Dealing with Angry Ghosts in Psychotherapy

Though many therapists are trained to believe that they need to suppress or control feelings of anger, I think it is incredibly important to use them in therapy because they often reveal important patterns in the patient’s life--ghosts of relationships past. When these feelings go unexamined, they can harm the patient because they can slip out in hurtful ways. But, when examined, they can be some of the most healing moments in therapy.

Below are ways a therapist might use the anger. I tried to organize them from the most immersed in the enactment of the relational pattern to most reflective, liberated and healing.

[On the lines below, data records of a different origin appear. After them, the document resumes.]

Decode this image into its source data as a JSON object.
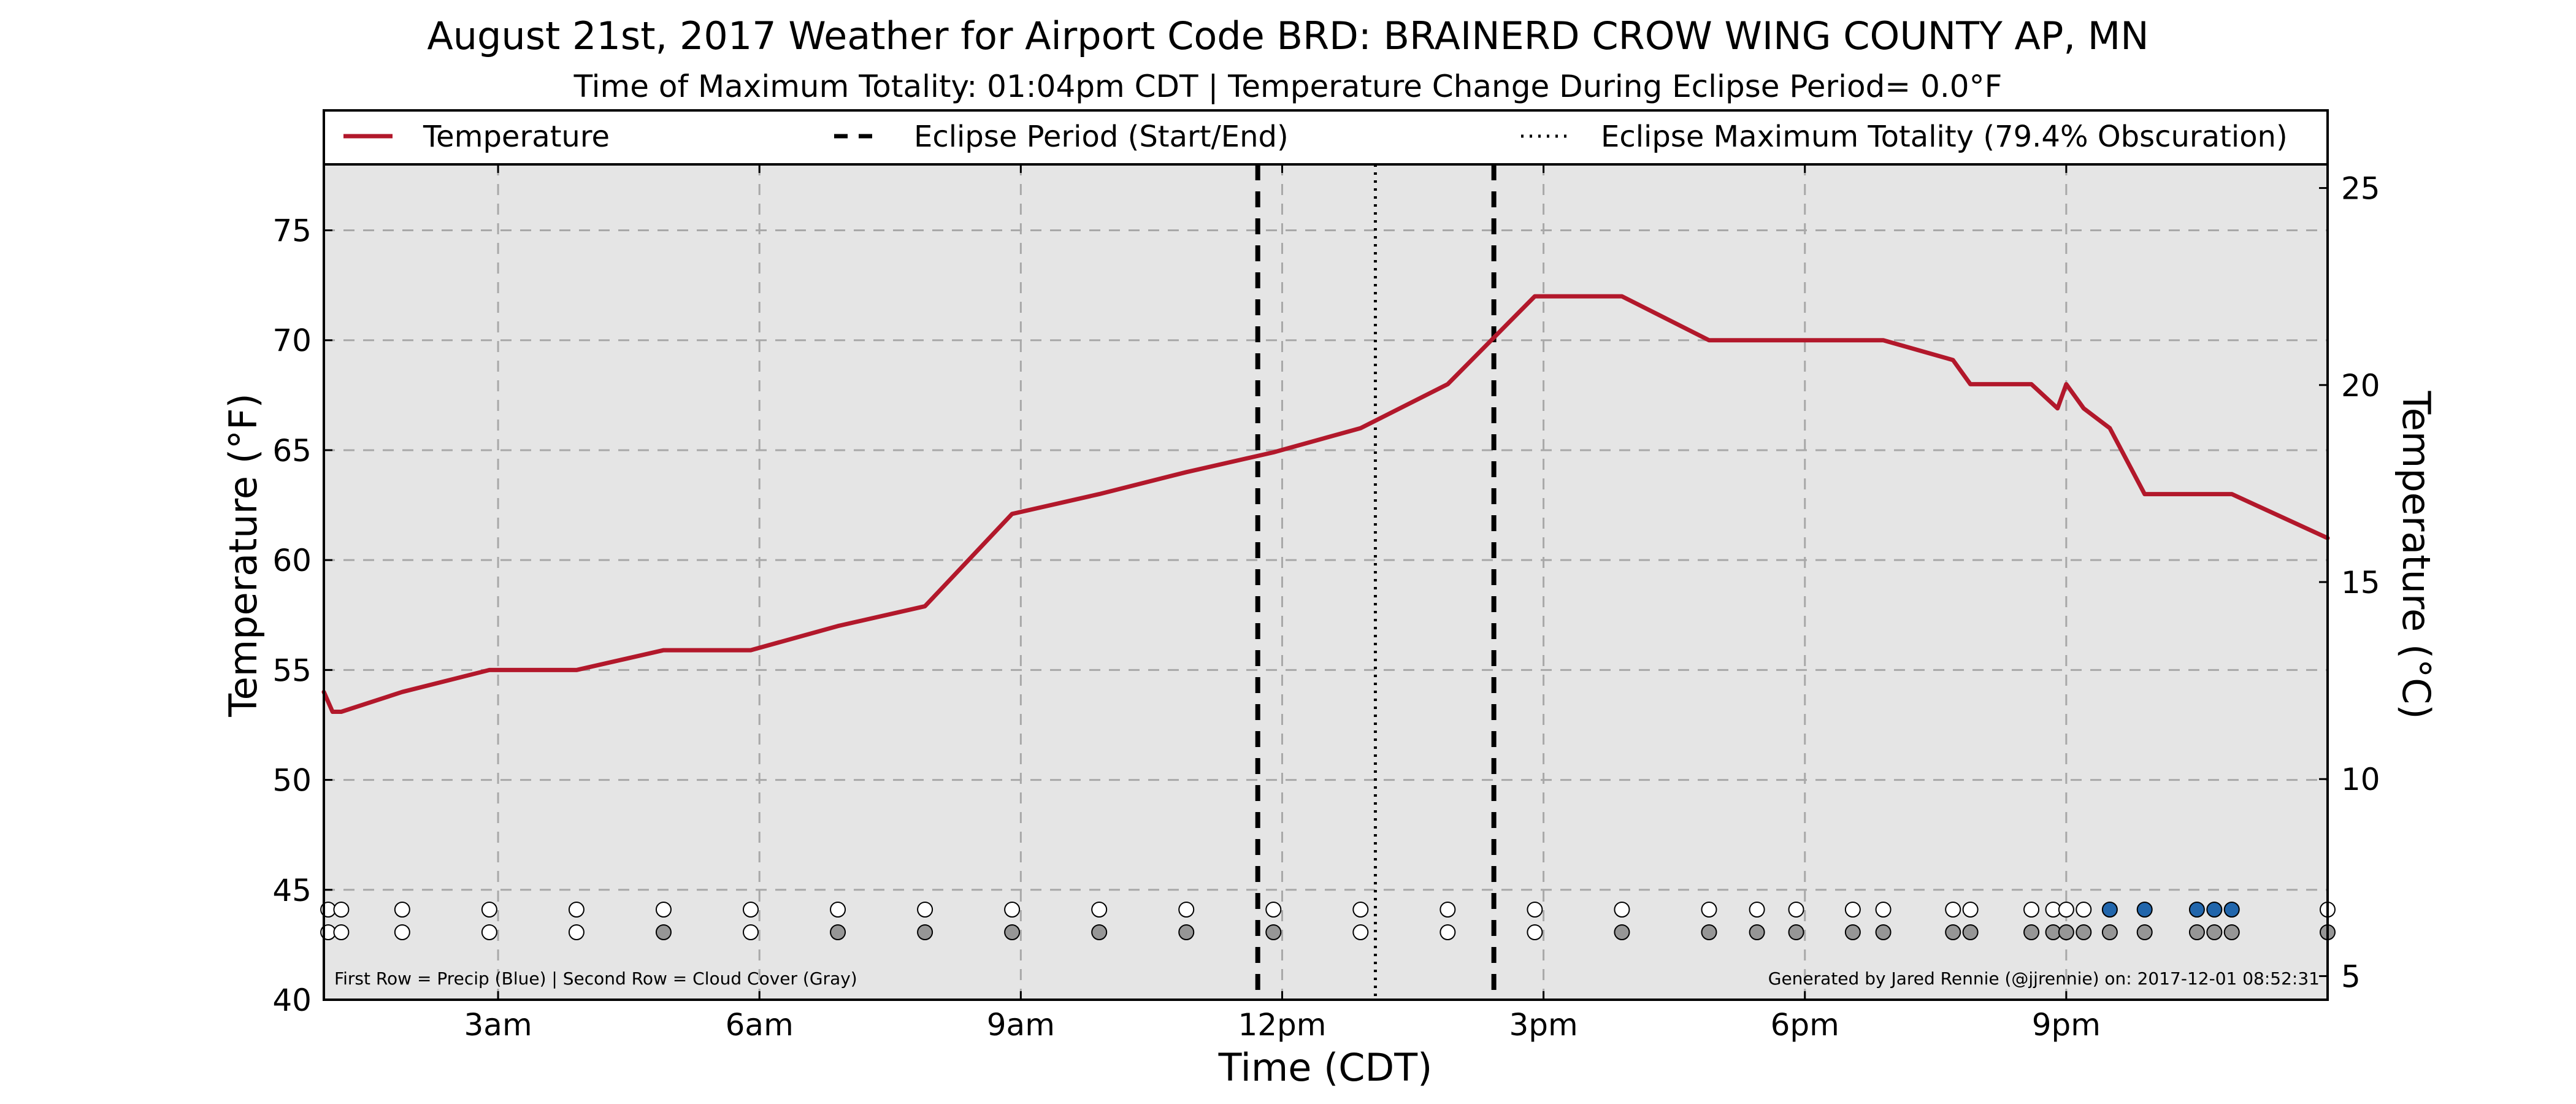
{
  "chart_data": {
    "type": "line",
    "title": "August 21st, 2017 Weather for Airport Code BRD: BRAINERD CROW WING COUNTY AP, MN",
    "subtitle": "Time of Maximum Totality: 01:04pm CDT | Temperature Change During Eclipse Period= 0.0°F",
    "xlabel": "Time (CDT)",
    "ylabel": "Temperature (°F)",
    "ylabel_right": "Temperature (°C)",
    "xlim": [
      1.0,
      24.0
    ],
    "ylim": [
      40,
      78
    ],
    "ylim_right": [
      4.4,
      25.6
    ],
    "x_ticks": [
      {
        "x": 3,
        "label": "3am"
      },
      {
        "x": 6,
        "label": "6am"
      },
      {
        "x": 9,
        "label": "9am"
      },
      {
        "x": 12,
        "label": "12pm"
      },
      {
        "x": 15,
        "label": "3pm"
      },
      {
        "x": 18,
        "label": "6pm"
      },
      {
        "x": 21,
        "label": "9pm"
      }
    ],
    "y_ticks": [
      40,
      45,
      50,
      55,
      60,
      65,
      70,
      75
    ],
    "y_ticks_right": [
      5,
      10,
      15,
      20,
      25
    ],
    "grid": true,
    "legend": {
      "placement": "top",
      "entries": [
        {
          "label": "Temperature",
          "style": "solid"
        },
        {
          "label": "Eclipse Period (Start/End)",
          "style": "dashed"
        },
        {
          "label": "Eclipse Maximum Totality (79.4% Obscuration)",
          "style": "dotted"
        }
      ]
    },
    "series": [
      {
        "name": "Temperature",
        "color": "#b2182b",
        "points": [
          [
            1.0,
            54.0
          ],
          [
            1.1,
            53.1
          ],
          [
            1.2,
            53.1
          ],
          [
            1.9,
            54.0
          ],
          [
            2.9,
            55.0
          ],
          [
            3.9,
            55.0
          ],
          [
            4.9,
            55.9
          ],
          [
            5.9,
            55.9
          ],
          [
            6.9,
            57.0
          ],
          [
            7.9,
            57.9
          ],
          [
            8.9,
            62.1
          ],
          [
            9.9,
            63.0
          ],
          [
            10.9,
            64.0
          ],
          [
            11.9,
            64.9
          ],
          [
            12.9,
            66.0
          ],
          [
            13.9,
            68.0
          ],
          [
            14.9,
            72.0
          ],
          [
            15.9,
            72.0
          ],
          [
            16.9,
            70.0
          ],
          [
            17.9,
            70.0
          ],
          [
            18.9,
            70.0
          ],
          [
            19.7,
            69.1
          ],
          [
            19.9,
            68.0
          ],
          [
            20.6,
            68.0
          ],
          [
            20.9,
            66.9
          ],
          [
            21.0,
            68.0
          ],
          [
            21.2,
            66.9
          ],
          [
            21.5,
            66.0
          ],
          [
            21.9,
            63.0
          ],
          [
            22.9,
            63.0
          ],
          [
            24.0,
            61.0
          ]
        ]
      }
    ],
    "eclipse": {
      "start": 11.72,
      "end": 14.43,
      "max_totality": 13.07
    },
    "observation_times": [
      1.05,
      1.2,
      1.9,
      2.9,
      3.9,
      4.9,
      5.9,
      6.9,
      7.9,
      8.9,
      9.9,
      10.9,
      11.9,
      12.9,
      13.9,
      14.9,
      15.9,
      16.9,
      17.45,
      17.9,
      18.55,
      18.9,
      19.7,
      19.9,
      20.6,
      20.85,
      21.0,
      21.2,
      21.5,
      21.9,
      22.5,
      22.7,
      22.9,
      24.0
    ],
    "precip_row": [
      "none",
      "none",
      "none",
      "none",
      "none",
      "none",
      "none",
      "none",
      "none",
      "none",
      "none",
      "none",
      "none",
      "none",
      "none",
      "none",
      "none",
      "none",
      "none",
      "none",
      "none",
      "none",
      "none",
      "none",
      "none",
      "none",
      "none",
      "none",
      "precip",
      "precip",
      "precip",
      "precip",
      "precip",
      "none"
    ],
    "cloud_row": [
      "clear",
      "clear",
      "clear",
      "clear",
      "clear",
      "cloudy",
      "clear",
      "cloudy",
      "cloudy",
      "cloudy",
      "cloudy",
      "cloudy",
      "cloudy",
      "clear",
      "clear",
      "clear",
      "cloudy",
      "cloudy",
      "cloudy",
      "cloudy",
      "cloudy",
      "cloudy",
      "cloudy",
      "cloudy",
      "cloudy",
      "cloudy",
      "cloudy",
      "cloudy",
      "cloudy",
      "cloudy",
      "cloudy",
      "cloudy",
      "cloudy",
      "cloudy"
    ],
    "colors": {
      "plot_bg": "#e5e5e5",
      "line": "#b2182b",
      "precip": "#2166ac",
      "cloud": "#969696",
      "clear": "#ffffff",
      "grid": "#a8a8a8"
    },
    "footnote_left": "First Row = Precip (Blue) | Second Row = Cloud Cover (Gray)",
    "footnote_right": "Generated by Jared Rennie (@jjrennie) on: 2017-12-01 08:52:31"
  }
}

  1. “You’re such an asshole”
    This is obviously the most aggressive enactment.  The therapist has no reflection and is merely attacking the patient in turn.
  2. “I’m feeling angry at you, what are you feeling?”
    This is at least being reflective of the therapist’s own reaction and inviting the patient to reflect on their own feeling. The problem is that the patient can often feel defensive just because the therapist admitted anger at the patient.
  3. “I feel like you are angry at me. Do you feel that way?”
    This is trying to be reflective but it’s only about the patient’s experience and in fact it’s pretty judgmental and assumptive. The patient is prone to defensively say, “I’m not angry! I’m just…” It’s also problematic because the therapist isn’t acknowledging the role they might be playing in the interaction.
  4. “I feel like we are about to take turns being angry at each other because I feel the need to defend myself.”
    This is interesting because it acknowledges that both parties are involved and begins to illuminate the functional purpose of anger, inviting the more vulnerable feelings that anger often protects.
  5. “I think I feel hurt by what you are saying, which is making me want to defend myself by attacking you back. What’s going on with you?”
    This explicitly names vulnerability on the therapist's side but can feel very risky because the patient may feel burdened by the therapist's reaction. The therapist will need to watch for this and address it quickly.
  6. “Can we talk what’s going on between us? I feel something very palpable happening. How would you describe what is happening? What are you thinking or feeling about us or me?”
    This is the most inviting and collaborative way to start. But, it’s also very wordy and socially unusual. Before this moment, hopefully the therapist has prepared the patient for moments like this. If the patient doesn’t think anything is happening, then the therapist might use the levels above to share what their own experience.

It’s okay for therapists to find themselves reacting or enacting from various levels, though maybe not calling someone an “asshole.” It’s so important to reflect on and metabolize difficult relational moments in therapy. These kinds of enactments are unavoidable. These ghosts seek liberation, consolation, or at the very least understanding.